Lucian Freud Girl with a Kitten
Que força permite determinada mulher ou homem, suportar ser
tratado como coisa, por um parceiro perverso narcísico?
Não se trata de uma relação sado-masoquista como por vezes se
julga, ou de alguém que no lugar de vítima, provoca as agressões. Trata-se de
“um casal conduzido por um perverso narcísico que constitui uma associação
mortífera: a maledicência, os ataques subterrâneos são sistemáticos"
(Hirigoyen). Esse processo só é possível pela exagerada tolerância da parceira
(Hirigoyen), mas são as estratégias do perverso, que lhe
provocam culpabilidade, medo e dúvidas.
O perverso narcísico não sabe ser de outro modo, enquanto a
vítima tem possibilidade de escolher outro modo de vida.
É dessa tolerância que fala este texto de André Martins:
"O paradoxo é o de que a vítima se enreda e se torna vítima,
justamente por julgar-se forte, ao menos no fundo; por julgar-se capaz de
superar o sofrimento advindo da agressão injusta, e obter, ao final, a grande
recompensa de sua capacidade de resiliência, persistência e habilidade sobre o
outro: recompensa que é, precisamente, o amor do agressor que até então acena
com este amor seduzindo- a, mas na prática a desprezando mais do que
supostamente a ama. Ou ainda, a recompensa esperada pela vítima seria o
reconhecimento, por parte do agressor, do amor que ele, na verdade e no fundo,
sentiria pela vítima, mas não sabe, ou não consegue expressar, devido a suas
dificuldades afetivas e relacionais. O jogo do agressor consiste, assim, em dar
a entender que ama a vítima, mas em não declarar, não enunciar este amor, ou
fazê-lo cada vez menos ao longo da relação, e sempre de maneira ambígua,
ambivalente, fugidia. E em alternar entre seduzir a vítima, e, nos momentos de
crise, agredi-la fortemente com palavras que tocam seus pontos fracos e a
desestabilizam. As vítimas obedecem ao agressor “primeiro, para dar prazer a
seu parceiro, [...] pois ele tem um ar infeliz.
Depois, [...] por medo” (HIRIGOYEN, 2002, p. 110).

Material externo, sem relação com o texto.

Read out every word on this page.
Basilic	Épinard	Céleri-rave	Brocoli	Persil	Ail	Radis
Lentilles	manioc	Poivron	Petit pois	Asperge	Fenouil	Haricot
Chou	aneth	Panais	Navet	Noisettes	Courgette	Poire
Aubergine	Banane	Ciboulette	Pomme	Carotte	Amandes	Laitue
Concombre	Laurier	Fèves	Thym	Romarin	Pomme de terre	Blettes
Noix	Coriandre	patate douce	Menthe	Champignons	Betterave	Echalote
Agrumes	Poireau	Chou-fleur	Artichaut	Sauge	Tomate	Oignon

Nem que seja
por medo de seu mau humor. “A submissão é aceita como necessidade de
reconhecimento e parece preferível ao abandono” – reconhecimento que não virá
nunca, ou se vier, virá sempre mitigado e parcial. “Como um perverso dá pouco e
exige muito, uma chantagem implícita ou, pelo menos, uma dúvida torna-se
possível: ‘Se eu me mostrar mais dócil, quem sabe ele poderá, enfim, me
apreciar ou me amar.’ Busca sem fim, pois o outro não estará jamais
satisfeito”. A vítima fica paralisada “pela recusa em ver que ela é rejeitada”
ou para evitar o constrangimento e o desgaste de um conflito – pois sabe que
qualquer contrariedade fará com que o agressor deflagre um conflito.
Assim, “o agressor mantém no outro uma tensão que equivale a um
estado de estresse permanente”. Se isso fica explícito na relação de casal,
algo análogo ocorre também em relações dentro de grupos sociais ou
profissionais.
Enquanto que o ego do agressor se caracteriza por um narcisismo
perverso, o ego da vítima é um ego paradoxalmente forte, não fraco, mas frágil
e carente: não dependente da aprovação do outro, mas desejoso desta aprovação.
É um ego desejoso de dar, de auxiliar, pois servir faz sentir-se dando ao outro
aquilo que ele desejaria receber. Daí – de sua força, no sentido de resistência
ao desamor – vem sua fragilidade que o faz colocar-se em relação com alguém que
não lida bem com o receber, pois considera que a mãe, e portanto, o outro, o
ambiente e o mundo, lhe deve algo, numa dívida sem fundo e sem fim. Um deseja
dar amor ao ponto de buscar aquele que demasiadamente não o teve, enquanto que
este cobra um amor que não existe, permanecendo insatisfeito.
Ao invés de reconhecer o amor do outro, sente necessidade em
desmerecê-lo.
Quanto mais um se dedica ao outro, mais o outro despreza esta
devoção. E trata de manter a relação manipulando-a através do assédio, aceito
pelo outro na intenção de este findar, de superá-lo, de vencer as dificuldades
da relação e se fazer amar."
André Martins, Uma violência silenciosa: considerações sobre a perversão narcísica Cadernos de Psicanálise, Rio de Janeiro, ano 31, nº22, 2009. Está online, aqui. ou aqui.